At death's door

Symptoms signal that the body's shutting down, the end is near

Published: Friday, April 25 2003 6:21 p.m. MDT

Taking care of someone whose body is winding down is an act of love. Bob Wren and his mother, Ella Galbreath, center, talk with VistaCare representative Kim Olsen at the family's home in Eagle Mountain.

Jason Olson, Deseret News

4th in a 12-part series

Erin Jordan thought it would be something like you see in the movies. Not with violins and perfect lighting, of course, but peaceful at least. She thought her little boy would fall asleep and just not wake up. She prayed, in fact, for a death like that.

She wishes she had known in advance, she says, what would really happen: that near the end, Zack would lose his appetite and it would be OK, better even, not to try to get him to eat; that at the very end he might have a seizure, bleed through his eyes, gasp for hours.

Knowing what to expect as Zack died at the age of 6 not only would have taken some of the fear and confusion out of the process but might have made dying easier on Zack himself, says Jordan, executive director of Candlelighters for Childhood Cancer.

How each person dies is as unique as the individual who is dying, but knowing that certain events are typical can help a family prepare for the inevitable, says Dr. Jane MacPherson, an expert in family and palliative medicine and medical director of IHC Hospice.

Chris Christie, who was widowed in 2000, says the metaphor people might understand is Lamaze. He and his wife, Judy, took the birthing classes before their first child was born. "They told us how the body was working, and that was helpful." When his wife was dying, understanding how her body was shutting down was useful, too, he says. "I didn't have false hopes. And I increasingly knew how precious life was."

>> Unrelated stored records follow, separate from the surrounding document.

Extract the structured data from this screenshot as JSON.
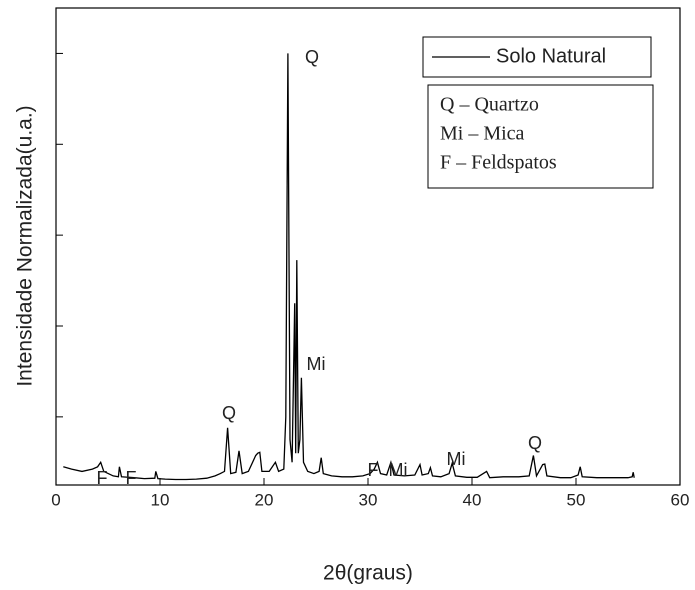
{
  "chart_data": {
    "type": "line",
    "xlabel": "2θ(graus)",
    "ylabel": "Intensidade Normalizada(u.a.)",
    "x": [
      0.7,
      1.5,
      2.5,
      3.5,
      4.0,
      4.3,
      4.6,
      5.5,
      6.0,
      6.1,
      6.3,
      7.5,
      8.5,
      9.5,
      9.6,
      9.8,
      10.5,
      11.5,
      12.5,
      13.5,
      14.5,
      15.3,
      15.8,
      16.2,
      16.5,
      16.8,
      17.3,
      17.6,
      17.9,
      18.5,
      19.2,
      19.4,
      19.6,
      19.8,
      20.5,
      21.1,
      21.4,
      21.9,
      22.1,
      22.3,
      22.5,
      22.7,
      22.95,
      23.05,
      23.15,
      23.3,
      23.45,
      23.6,
      23.8,
      24.2,
      24.8,
      25.3,
      25.5,
      25.7,
      26.5,
      27.5,
      28.5,
      29.5,
      30.2,
      30.6,
      30.9,
      31.2,
      31.8,
      32.2,
      32.5,
      33.5,
      34.5,
      35.0,
      35.2,
      35.8,
      36.0,
      36.2,
      37.0,
      37.8,
      38.1,
      38.4,
      39.5,
      40.5,
      41.4,
      41.7,
      43.0,
      44.5,
      45.5,
      45.9,
      46.2,
      46.8,
      47.0,
      47.2,
      48.5,
      49.5,
      50.2,
      50.4,
      50.6,
      52.0,
      53.5,
      55.0,
      55.4,
      55.5,
      55.6
    ],
    "series": [
      {
        "name": "Solo Natural",
        "color": "#000000",
        "values": [
          0.09,
          0.085,
          0.08,
          0.085,
          0.09,
          0.1,
          0.08,
          0.07,
          0.068,
          0.09,
          0.068,
          0.066,
          0.064,
          0.065,
          0.08,
          0.064,
          0.063,
          0.062,
          0.062,
          0.063,
          0.065,
          0.07,
          0.075,
          0.08,
          0.176,
          0.075,
          0.078,
          0.125,
          0.075,
          0.08,
          0.115,
          0.12,
          0.122,
          0.08,
          0.08,
          0.1,
          0.08,
          0.085,
          0.2,
          1.0,
          0.15,
          0.1,
          0.45,
          0.12,
          0.545,
          0.12,
          0.15,
          0.286,
          0.1,
          0.08,
          0.075,
          0.08,
          0.11,
          0.075,
          0.07,
          0.068,
          0.068,
          0.07,
          0.075,
          0.085,
          0.1,
          0.075,
          0.072,
          0.1,
          0.072,
          0.07,
          0.072,
          0.095,
          0.072,
          0.075,
          0.088,
          0.07,
          0.068,
          0.075,
          0.098,
          0.07,
          0.067,
          0.067,
          0.08,
          0.066,
          0.068,
          0.068,
          0.07,
          0.115,
          0.07,
          0.095,
          0.096,
          0.07,
          0.066,
          0.066,
          0.072,
          0.09,
          0.068,
          0.066,
          0.066,
          0.066,
          0.068,
          0.078,
          0.066
        ]
      }
    ],
    "xlim": [
      0,
      60
    ],
    "xticks": [
      0,
      10,
      20,
      30,
      40,
      50,
      60
    ],
    "ylim": [
      0.05,
      1.1
    ],
    "yticks": [
      0.2,
      0.4,
      0.6,
      0.8,
      1.0
    ],
    "legend": "upper right",
    "annotations": [
      {
        "text": "F"
      },
      {
        "text": "F"
      },
      {
        "text": "Q"
      },
      {
        "text": "Q"
      },
      {
        "text": "Mi"
      },
      {
        "text": "F"
      },
      {
        "text": "Mi"
      },
      {
        "text": "Mi"
      },
      {
        "text": "Q"
      }
    ],
    "notes": [
      "Q – Quartzo",
      "Mi – Mica",
      "F – Feldspatos"
    ]
  }
}
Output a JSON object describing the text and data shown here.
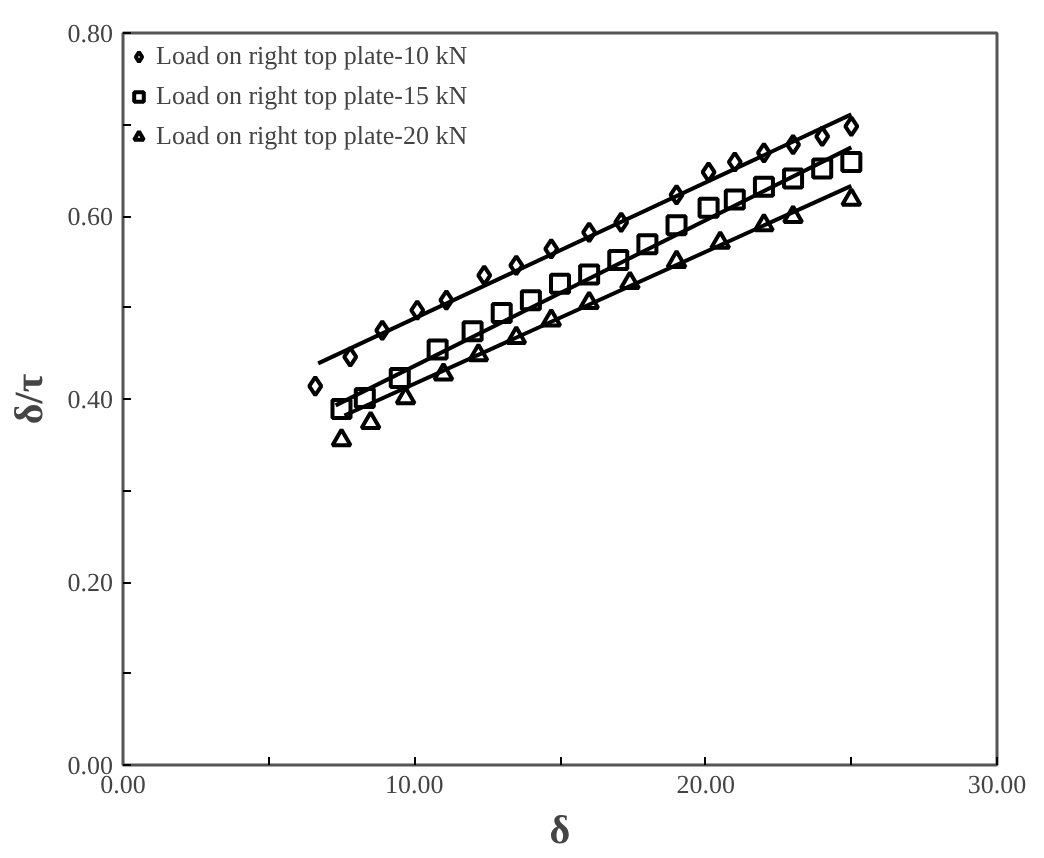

"In our society, very few people have been in the presence of someone dying," says Dr. Greg Miller, staff physician at CareSource, an inpatient hospice facility in Salt Lake County. When they do come face to face with it, they often aren't prepared, so they sometimes try to intervene in ways that needlessly prolong life.

In some ways, the most predictable aspects of dying are a reverse of the beginning of life. A newborn baby sleeps a lot and progresses from liquids to solids. Breathing is irregular, even raspy, as any parent who has laid awake listening can attest. The tiny person is weak, dependent on others. And unless someone dies abruptly, the completion of life's cycle revisits those traits, MacPherson says.

With chronic illnesses the body shuts down in very typical ways. As Miller says, "nature has been doing the dying process for a long time and has built in some standard symptoms."

Appetite and, later, thirst dwindle, then disappear. This is particularly hard on the patient's loved ones, who tend to feel they're harming the patient by not encouraging or forcing him to eat and drink. This is especially hard on parents, says Jordan.